I've never done a crockpot dinner - thats right, I am a crock pot virgin!  This looks really easy and very yummy!  Let you know how it turns out!!


Chicken Taco Soup

1 white onion, chopped finely
1 (16 oz.) can chili beans
1 (15 oz.) can black beans, drained and rinsed
1 (15 oz.) can whole kernel corn, drained
1 (8 oz.) can tomato sauce
2 (10 oz.) cans diced tomatoes with green chiles
1 (1.25 oz.) package taco seasoning
3 whole skinless, boneless, chicken breasts, thawed or frozen

Stir onion, beans, corn, tomato sauce, dice tomatoes, and taco sauce into a slow cooker. Sauté the onion before to make sure that they are not crunchy. Lay the chicken breast on top of the mixture, pressing down slightly so that it gets covered by other ingredients.

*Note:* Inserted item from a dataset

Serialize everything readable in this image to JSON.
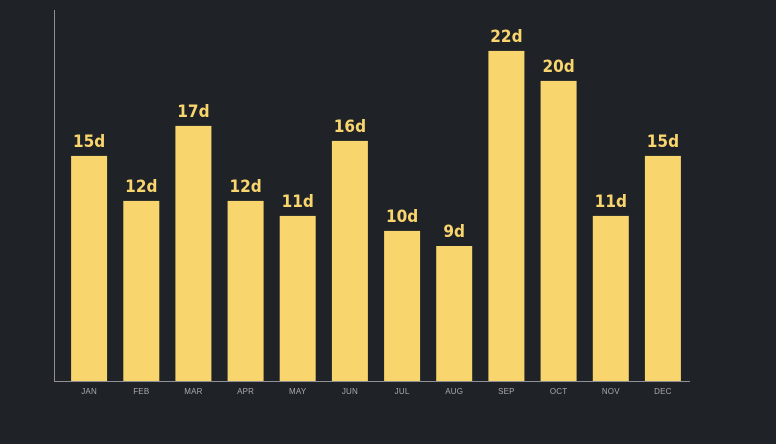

Set slow cooker to low heat, cover, and cook for 3-4 hours on low if your chicken is thawed. May take 4-5 hours on low if your chicken is frozen.

Remove chicken breasts from the soup and shred. Stir shredded chicken back into the soup. Your technically supposed to cook it on low for another 2 hours in the crockpot but you really don't have to. I never do. It's very forgiving. You can leave it in longer if you want too.

Top with shredded cheese, sour cream, and crushed tortilla chips.